Rising wholesale prices in China, coupled with logistical disruptions caused by the coronavirus and escalating tensions in the Taiwan Strait, are driving up the cost of matsutake mushrooms at the table. At the Mushuihua mushroom market in Kunming, the capital of China’s Yunnan province, matsutake is sold for around $70 a pound – still much cheaper than most Japanese varieties, although prices have doubled over the past 12 month.

“Last year’s harvest was already low, but this year it is significantly lower,” said Zhao Jiuen, a mushroom wholesaler in Diqing, a mountainous region in Yunnan.

There is no sign [prices are] going to go down anytime soon,” he said, though he added that the quality of this year’s crop “also sucks.”

Scientists attribute the scarcity to climate change, with huge swathes of China scorched by the fiercest heat wave in 60 years.

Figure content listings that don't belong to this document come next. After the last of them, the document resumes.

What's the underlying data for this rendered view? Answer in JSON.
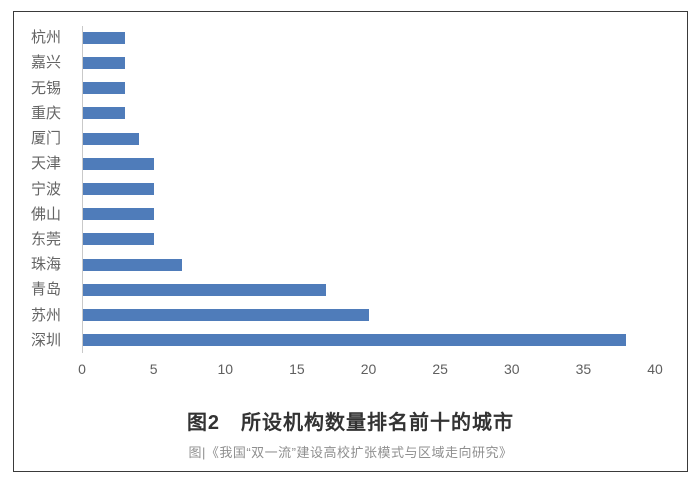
{
  "chart_data": {
    "type": "bar",
    "orientation": "horizontal",
    "categories": [
      "杭州",
      "嘉兴",
      "无锡",
      "重庆",
      "厦门",
      "天津",
      "宁波",
      "佛山",
      "东莞",
      "珠海",
      "青岛",
      "苏州",
      "深圳"
    ],
    "values": [
      3,
      3,
      3,
      3,
      4,
      5,
      5,
      5,
      5,
      7,
      17,
      20,
      38
    ],
    "xlim": [
      0,
      40
    ],
    "xticks": [
      0,
      5,
      10,
      15,
      20,
      25,
      30,
      35,
      40
    ],
    "grid": false,
    "legend": false,
    "bar_color": "#4f7cba",
    "axis_line_color": "#c9c9c9",
    "title": "图2　所设机构数量排名前十的城市"
  },
  "figure": {
    "title": "图2　所设机构数量排名前十的城市",
    "caption": "图|《我国“双一流”建设高校扩张模式与区域走向研究》"
  },
  "colors": {
    "bar": "#4f7cba",
    "frame_border": "#3a3a3a",
    "label_text": "#646464",
    "tick_text": "#5f5f5f",
    "title_text": "#333333",
    "caption_text": "#8f8f8f"
  }
}
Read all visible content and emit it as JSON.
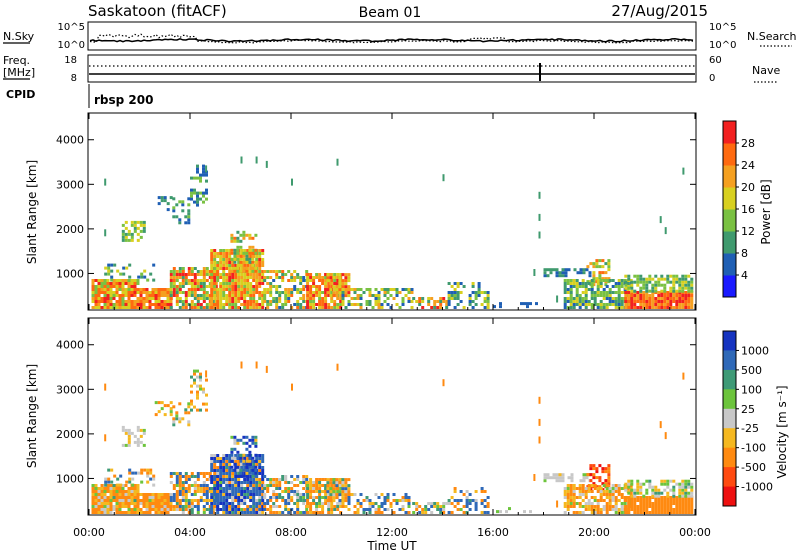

Yunnan, like many provinces in southern China, experienced its hottest and driest summer since Beijing set official weather records in 1961. Zhaotong, a mountainous city in the north of the province known for its warm mild, recorded a record high of 111.2 degrees Fahrenheit in July. A county in Zhaotong began rationing drinking water amid drought.

“Extreme weather conditions like this year have a bad effect on the growth and quality of matsutake, and longer-term climate change will definitely make the yield more unstable,” said Xu Jianchu, a Chinese professor of ethnoecology. who is also a scientist at the World Agroforestry Center.

The relatively warm winter and dry spring in China did not help the mushroom harvest. Matsutake, which grows near pine trees in high-altitude regions and is affected by long-term weather conditions, is “more vulnerable and sensitive” to environmental changes than other types of fungi, he said.

China closes factories and rations power as heatwave stifles economy

But climate change may not be the only cause of matsutake’s precarious decline, wrote Yang Xuefei, a biologist at the Chinese Academy of Sciences, in a 2012 study published in the journal Fungal Diversity. She said over-harvesting of the species in some areas had contributed to a 5% annual decline in production since the late 1990s.

In 2020, matsutake was designated as an endangered species by the International Union for Conservation of Nature. A year later, China added it to a list of protected species.

In Japan, where the annual yield of matsutake has dropped by 95% since 1941, according to a 2008 study, researchers are trying to establish an artificial cultivation technique, but with limited success.

In China, farmers try to help the fungus grow and maximize financial gain by spraying nearby water and adjusting leaf litter cover. But these efforts are largely futile in the face of a major drought like the one the country is facing.

“Matsutake is vital to my business and the local economy, so I hope the situation will improve next year,” said Zhao, the mushroom merchant.